Une coalition régionale aux intérêts divergents

En amont de la réunion sino-pakistanaise, Islamabad avait accueilli dimanche une rencontre de deux jours réunissant les ministres des Affaires étrangères de l'Arabie saoudite, de l'Égypte et de la Turquie. Selon le Quincy Institute, ces discussions ont porté sur la désescalade et la possibilité d'accueillir des négociations directes entre Washington et Téhéran sur sol pakistanais.

La perturbation du détroit d'Ormuz – par lequel transite environ un cinquième de l'approvisionnement mondial en pétrole – a déjà provoqué une hausse des prix de l'énergie, menaçant les chaînes d'approvisionnement mondiales et aggravant les risques d'inflation et d'insécurité alimentaire.
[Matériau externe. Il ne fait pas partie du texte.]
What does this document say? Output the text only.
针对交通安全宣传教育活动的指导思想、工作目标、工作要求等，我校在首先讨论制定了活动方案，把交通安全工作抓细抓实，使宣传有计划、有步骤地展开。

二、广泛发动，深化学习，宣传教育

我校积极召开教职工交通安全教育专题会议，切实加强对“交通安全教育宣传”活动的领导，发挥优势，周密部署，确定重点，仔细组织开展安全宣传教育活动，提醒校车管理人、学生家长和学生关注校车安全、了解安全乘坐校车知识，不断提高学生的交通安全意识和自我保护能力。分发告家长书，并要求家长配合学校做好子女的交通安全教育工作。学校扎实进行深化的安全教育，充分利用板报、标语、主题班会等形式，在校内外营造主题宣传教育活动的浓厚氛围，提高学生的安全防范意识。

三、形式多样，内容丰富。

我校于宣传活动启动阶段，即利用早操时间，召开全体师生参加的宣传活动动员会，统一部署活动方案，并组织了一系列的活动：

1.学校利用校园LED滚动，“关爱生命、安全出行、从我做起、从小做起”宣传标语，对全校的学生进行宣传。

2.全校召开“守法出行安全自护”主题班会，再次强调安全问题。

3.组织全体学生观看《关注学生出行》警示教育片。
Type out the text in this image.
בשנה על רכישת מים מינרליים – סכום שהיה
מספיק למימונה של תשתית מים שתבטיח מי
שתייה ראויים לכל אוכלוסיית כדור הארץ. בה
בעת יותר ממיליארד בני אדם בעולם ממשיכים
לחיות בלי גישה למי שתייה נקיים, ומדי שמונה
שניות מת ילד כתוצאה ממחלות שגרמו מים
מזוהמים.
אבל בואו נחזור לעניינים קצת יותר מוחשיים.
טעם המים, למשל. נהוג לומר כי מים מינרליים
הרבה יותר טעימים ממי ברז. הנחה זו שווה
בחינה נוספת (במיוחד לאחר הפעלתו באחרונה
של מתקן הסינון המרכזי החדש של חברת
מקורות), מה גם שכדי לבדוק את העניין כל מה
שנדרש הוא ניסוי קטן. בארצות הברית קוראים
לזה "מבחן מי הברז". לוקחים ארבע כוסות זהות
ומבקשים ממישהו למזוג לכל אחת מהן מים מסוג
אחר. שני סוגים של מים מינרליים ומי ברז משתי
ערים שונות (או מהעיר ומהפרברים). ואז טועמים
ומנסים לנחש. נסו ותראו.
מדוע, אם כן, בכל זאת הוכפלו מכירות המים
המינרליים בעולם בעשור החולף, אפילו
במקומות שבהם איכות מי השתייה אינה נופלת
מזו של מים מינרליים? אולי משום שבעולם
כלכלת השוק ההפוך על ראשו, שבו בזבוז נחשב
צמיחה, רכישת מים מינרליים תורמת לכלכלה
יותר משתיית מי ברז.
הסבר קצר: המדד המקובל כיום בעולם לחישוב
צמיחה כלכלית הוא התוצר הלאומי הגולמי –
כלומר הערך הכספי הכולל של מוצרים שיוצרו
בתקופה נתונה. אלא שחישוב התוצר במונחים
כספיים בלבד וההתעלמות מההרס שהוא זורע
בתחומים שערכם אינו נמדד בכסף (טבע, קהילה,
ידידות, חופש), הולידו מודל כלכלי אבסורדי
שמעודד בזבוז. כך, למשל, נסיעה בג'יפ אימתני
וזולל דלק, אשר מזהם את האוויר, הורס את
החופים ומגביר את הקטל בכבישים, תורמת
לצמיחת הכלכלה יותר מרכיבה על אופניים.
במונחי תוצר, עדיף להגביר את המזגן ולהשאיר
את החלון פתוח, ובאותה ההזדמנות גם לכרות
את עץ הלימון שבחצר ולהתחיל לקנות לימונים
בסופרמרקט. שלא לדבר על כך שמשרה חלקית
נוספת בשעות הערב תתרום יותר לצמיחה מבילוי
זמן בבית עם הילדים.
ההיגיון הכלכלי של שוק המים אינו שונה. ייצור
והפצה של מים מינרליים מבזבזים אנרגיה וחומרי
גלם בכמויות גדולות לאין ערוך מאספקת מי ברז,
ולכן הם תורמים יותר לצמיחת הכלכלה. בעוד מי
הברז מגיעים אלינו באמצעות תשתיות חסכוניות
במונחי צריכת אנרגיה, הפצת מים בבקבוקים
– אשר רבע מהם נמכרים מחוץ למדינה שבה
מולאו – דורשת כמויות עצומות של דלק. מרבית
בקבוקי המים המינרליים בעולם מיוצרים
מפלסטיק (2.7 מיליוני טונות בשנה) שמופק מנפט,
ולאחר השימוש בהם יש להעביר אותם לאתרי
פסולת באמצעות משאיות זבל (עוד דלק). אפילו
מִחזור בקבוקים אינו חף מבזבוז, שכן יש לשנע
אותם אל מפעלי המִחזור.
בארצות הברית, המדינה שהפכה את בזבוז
Cette coalition des contraints ne forme pas pour autant un bloc uni. Riyad est surtout préoccupé par sa sécurité et la stabilité du marché pétrolier. Ankara défend son autonomie stratégique. Le Caire, selon le chercheur égyptien Mahmoud M. Abdallah cité par le Quincy Institute, cherche à s'imposer comme un intermédiaire incontournable tout en signalant que les enjeux dépassent largement le champ de bataille. «Le sommet témoigne d'une reconnaissance collective que la désescalade est impérative», estime-t-il.
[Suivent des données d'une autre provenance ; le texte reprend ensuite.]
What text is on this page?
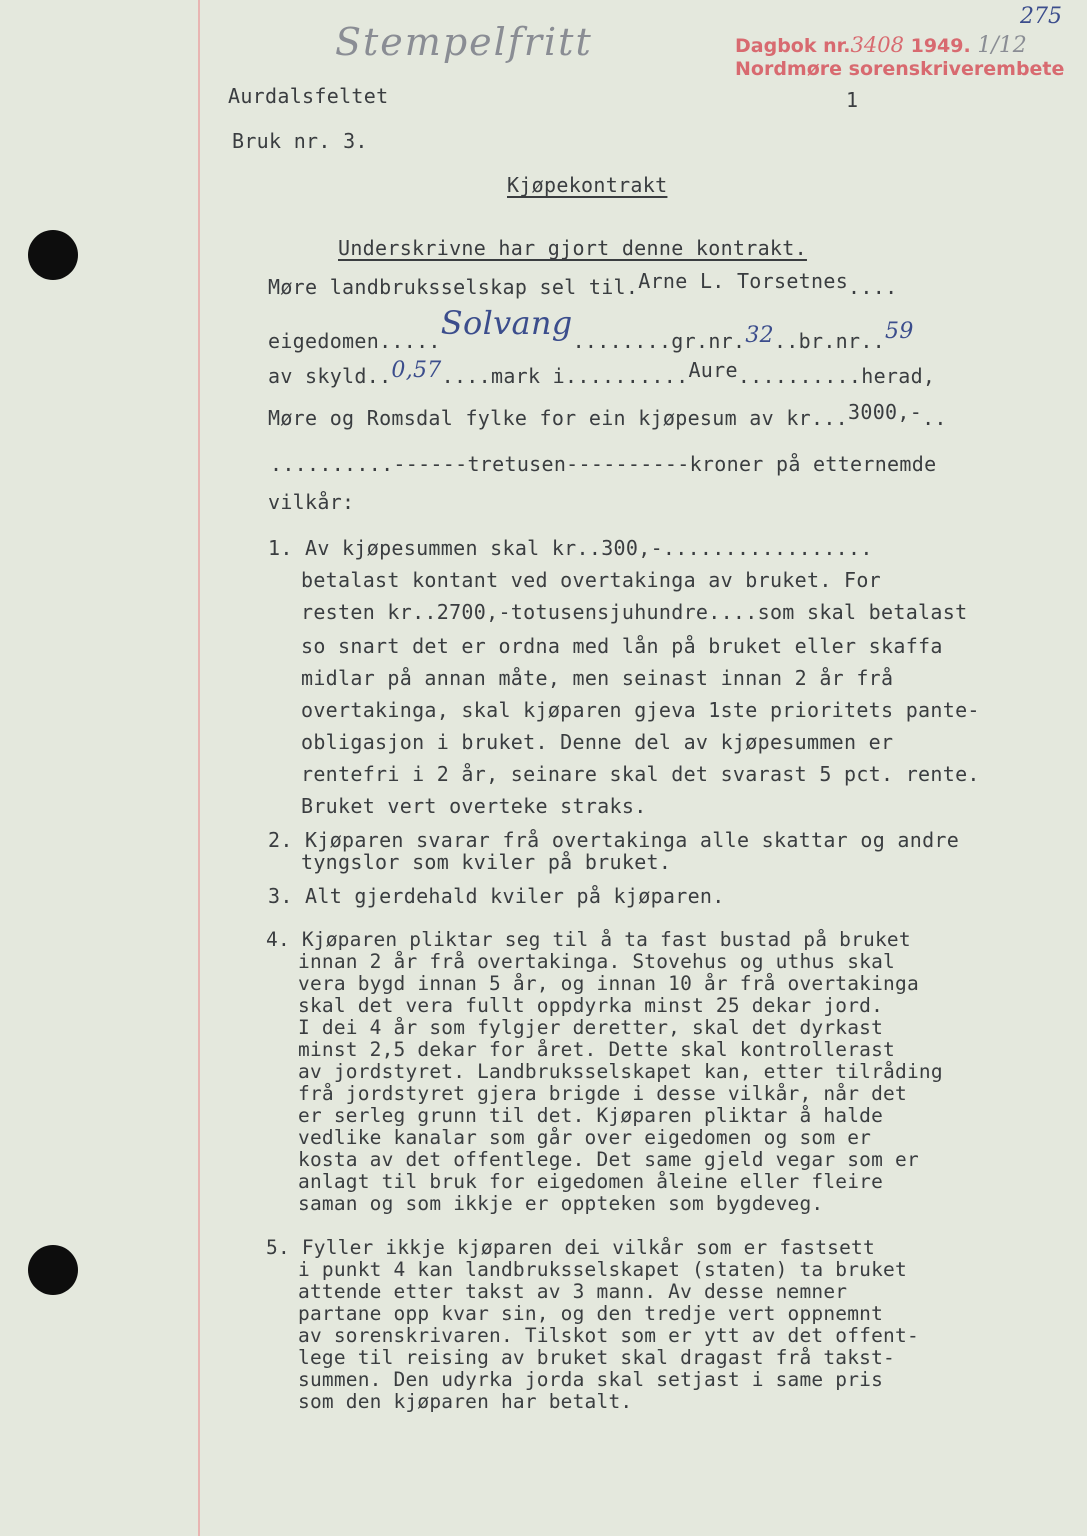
Stempelfritt	Dagbok nr.3408 1949. 1/12
Nordmøre sorenskriverembete
275
Aurdalsfeltet	1
Bruk nr. 3.
Kjøpekontrakt
Underskrivne har gjort denne kontrakt.
Møre landbruksselskap sel til.Arne L. Torsetnes....
eigedomen.....Solvang........gr.nr.32..br.nr..59
av skyld..0,57....mark i..........Aure..........herad,
Møre og Romsdal fylke for ein kjøpesum av kr...3000,-..
..........------tretusen----------kroner på etternemde
vilkår:
1. Av kjøpesummen skal kr..300,-.................
betalast kontant ved overtakinga av bruket. For
resten kr..2700,-totusensjuhundre....som skal betalast
so snart det er ordna med lån på bruket eller skaffa
midlar på annan måte, men seinast innan 2 år frå
overtakinga, skal kjøparen gjeva 1ste prioritets pante-
obligasjon i bruket. Denne del av kjøpesummen er
rentefri i 2 år, seinare skal det svarast 5 pct. rente.
Bruket vert overteke straks.
2. Kjøparen svarar frå overtakinga alle skattar og andre
tyngslor som kviler på bruket.
3. Alt gjerdehald kviler på kjøparen.
4. Kjøparen pliktar seg til å ta fast bustad på bruket
innan 2 år frå overtakinga. Stovehus og uthus skal
vera bygd innan 5 år, og innan 10 år frå overtakinga
skal det vera fullt oppdyrka minst 25 dekar jord.
I dei 4 år som fylgjer deretter, skal det dyrkast
minst 2,5 dekar for året. Dette skal kontrollerast
av jordstyret. Landbruksselskapet kan, etter tilråding
frå jordstyret gjera brigde i desse vilkår, når det
er serleg grunn til det. Kjøparen pliktar å halde
vedlike kanalar som går over eigedomen og som er
kosta av det offentlege. Det same gjeld vegar som er
anlagt til bruk for eigedomen åleine eller fleire
saman og som ikkje er oppteken som bygdeveg.
5. Fyller ikkje kjøparen dei vilkår som er fastsett
i punkt 4 kan landbruksselskapet (staten) ta bruket
attende etter takst av 3 mann. Av desse nemner
partane opp kvar sin, og den tredje vert oppnemnt
av sorenskrivaren. Tilskot som er ytt av det offent-
lege til reising av bruket skal dragast frå takst-
summen. Den udyrka jorda skal setjast i same pris
som den kjøparen har betalt.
Les limites structurelles du processus

Plusieurs obstacles majeurs entravent ces efforts. Le Quincy Institute en identifie quatre : le déficit de confiance entre l'Iran et les États-Unis, l'absence d'Israël de tout processus de négociation malgré son rôle central dans la dynamique du conflit, l'ambiguïté stratégique de Washington qui signale une ouverture au dialogue tout en maintenant une pression militaire, et le risque que des pressions extérieures ne réduisent progressivement la marge de manœuvre des acteurs régionaux.
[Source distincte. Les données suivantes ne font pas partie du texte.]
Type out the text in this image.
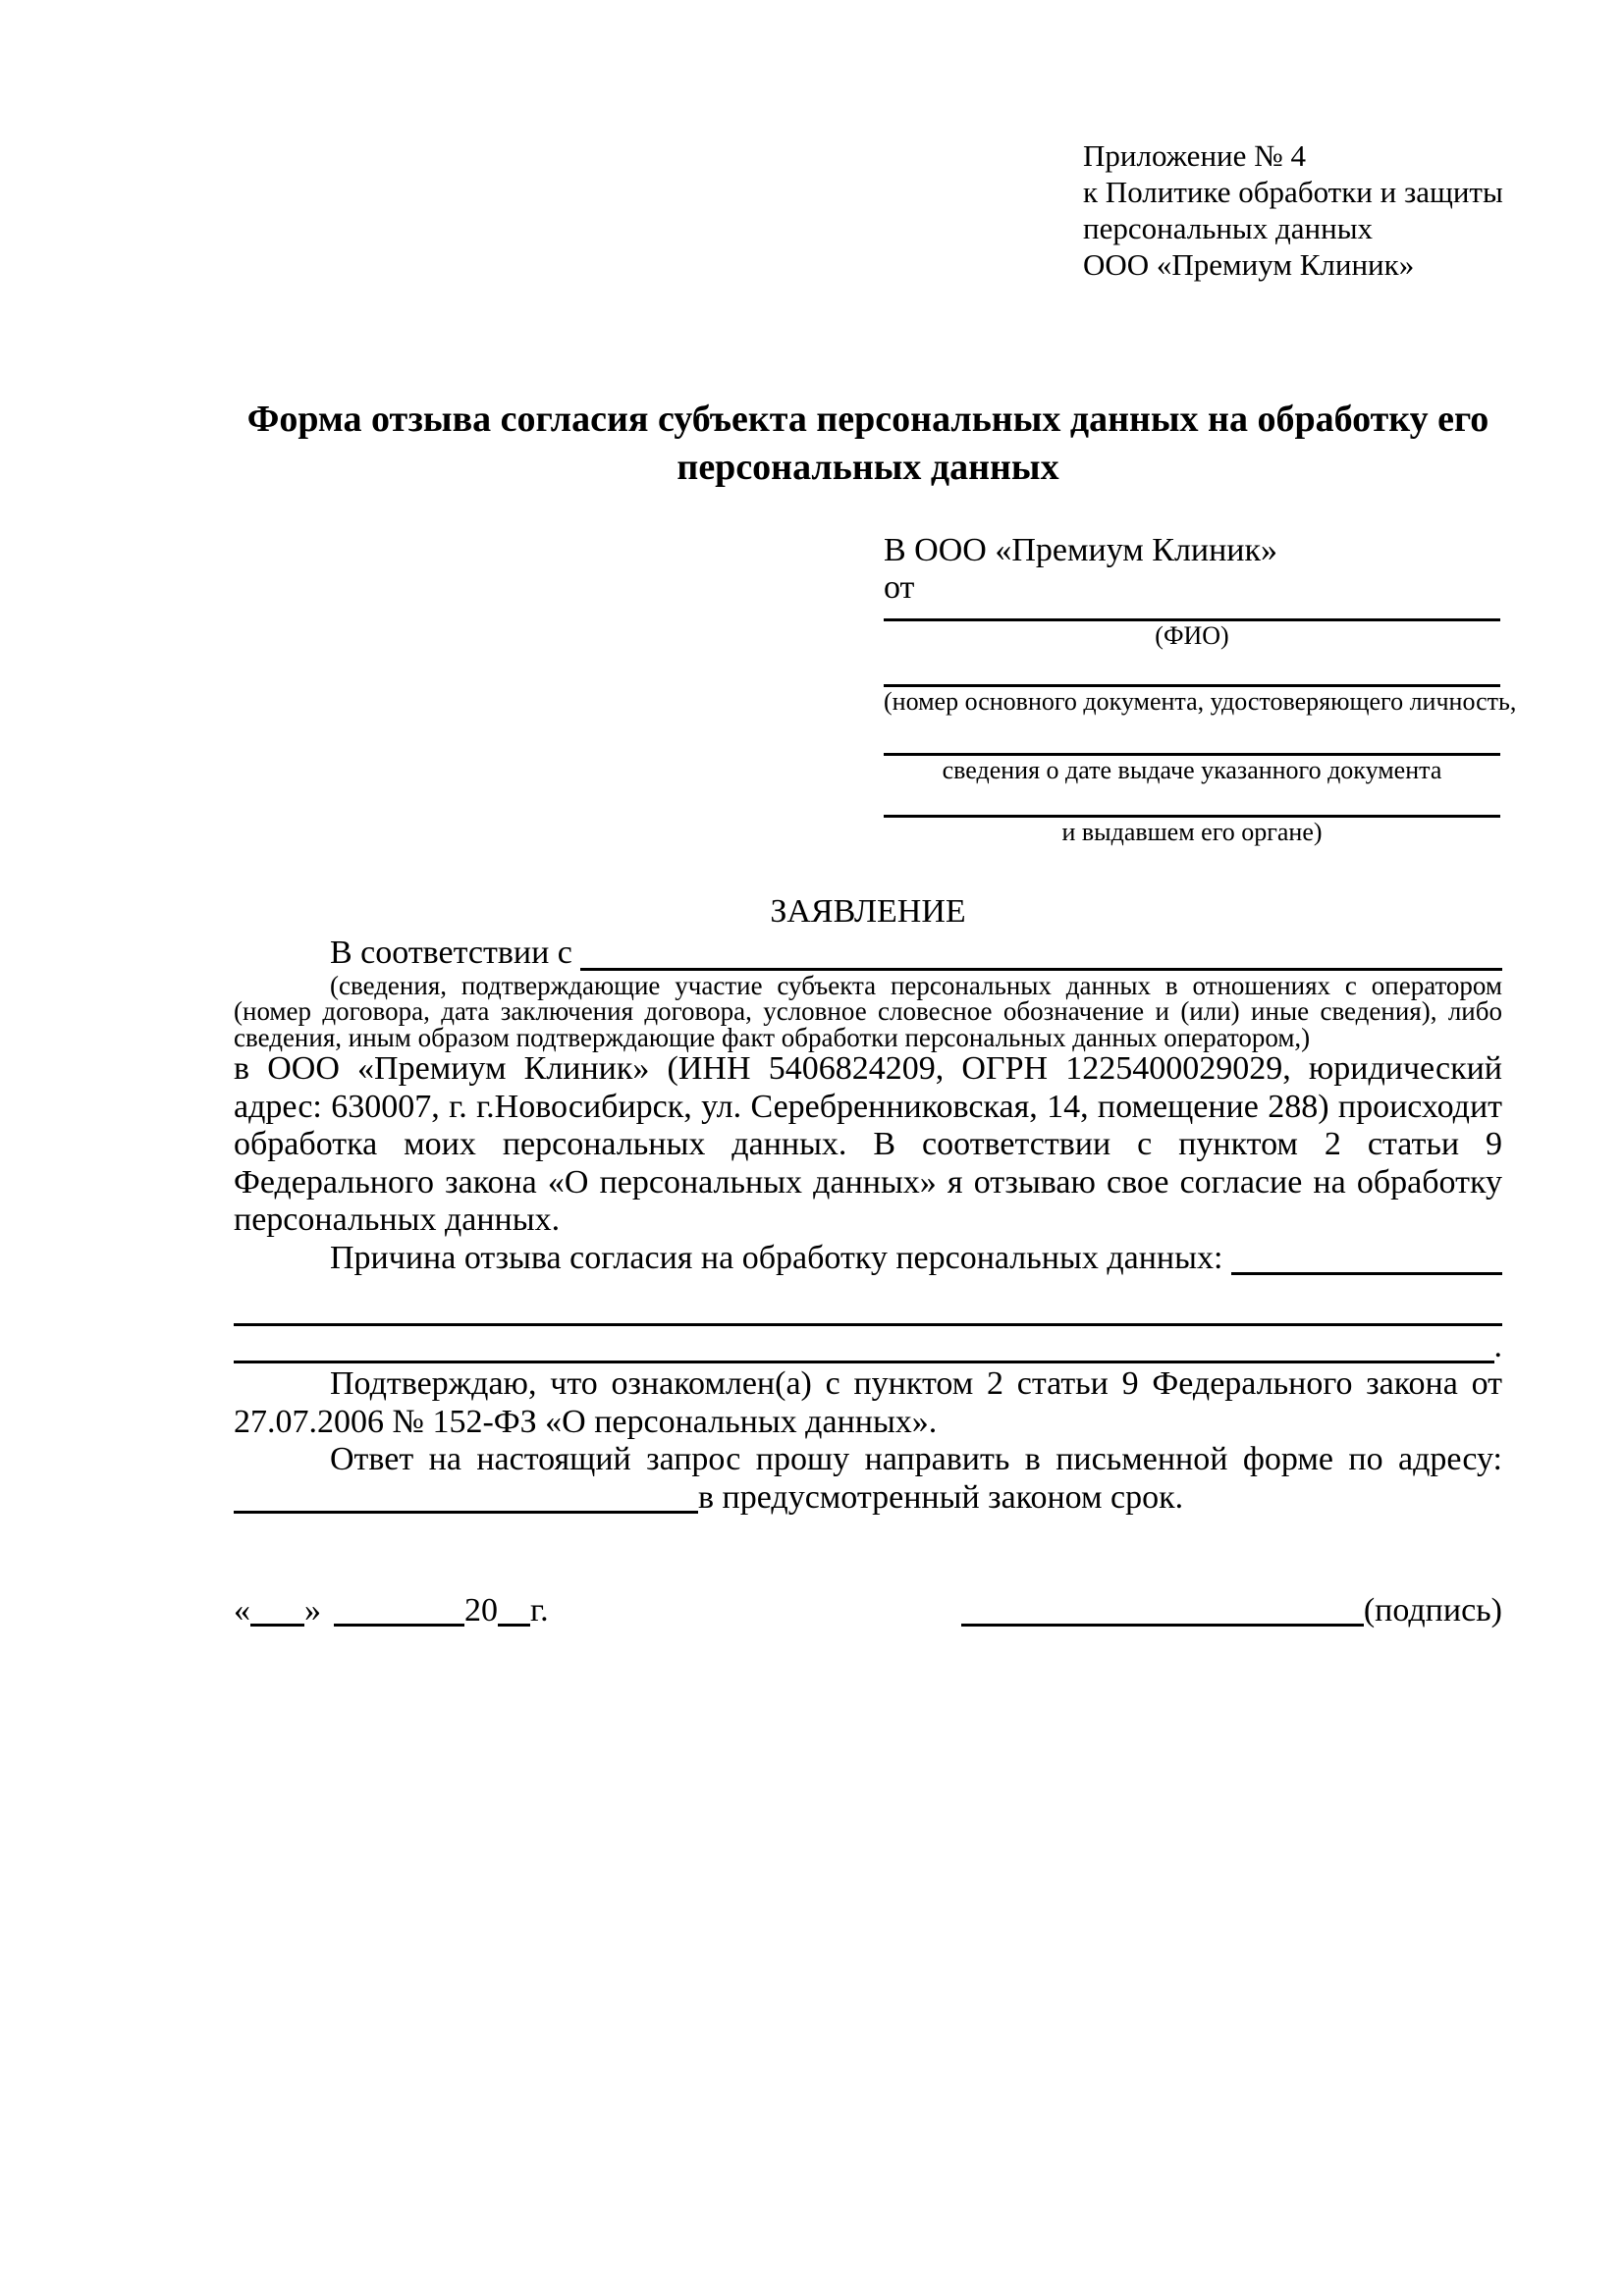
Приложение № 4
к Политике обработки и защиты
персональных данных
ООО «Премиум Клиник»
Форма отзыва согласия субъекта персональных данных на обработку его персональных данных
В ООО «Премиум Клиник»
от
(ФИО)
(номер основного документа, удостоверяющего личность,
сведения о дате выдаче указанного документа
и выдавшем его органе)
ЗАЯВЛЕНИЕ
В соответствии с

(сведения, подтверждающие участие субъекта персональных данных в отношениях с оператором (номер договора, дата заключения договора, условное словесное обозначение и (или) иные сведения), либо сведения, иным образом подтверждающие факт обработки персональных данных оператором,)

в ООО «Премиум Клиник» (ИНН 5406824209, ОГРН 1225400029029, юридический адрес: 630007, г. г.Новосибирск, ул. Серебренниковская, 14, помещение 288) происходит обработка моих персональных данных. В соответствии с пунктом 2 статьи 9 Федерального закона «О персональных данных» я отзываю свое согласие на обработку персональных данных.

Причина отзыва согласия на обработку персональных данных:

.

Подтверждаю, что ознакомлен(а) с пунктом 2 статьи 9 Федерального закона от 27.07.2006 № 152-ФЗ «О персональных данных».

Ответ на настоящий запрос прошу направить в письменной форме по адресу: в предусмотренный законом срок.

« »	20 г.	(подпись)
L'entrée en scène de Pékin comme co-médiateur représente, selon Axios, un retournement géopolitique remarquable. Premier partenaire commercial de l'Iran et principal acheteur de son pétrole, la Chine dispose d'une influence réelle à Téhéran et d'un intérêt économique évident à voir le conflit prendre fin.

Trump doit par ailleurs se rendre en Chine en mai, après un voyage reporté en raison de la guerre. La position de Pékin jusqu'ici avait été celle d'une neutralité méticuleuse, concentrée sur des appels au cessez-le-feu et sur la sécurisation du passage de ses propres pétroliers dans le détroit d'Ormuz. Son engagement plus direct aux côtés d'Islamabad marque une inflexion notable – dont la portée réelle dépendra de la volonté des belligérants principaux d'entrer dans le jeu.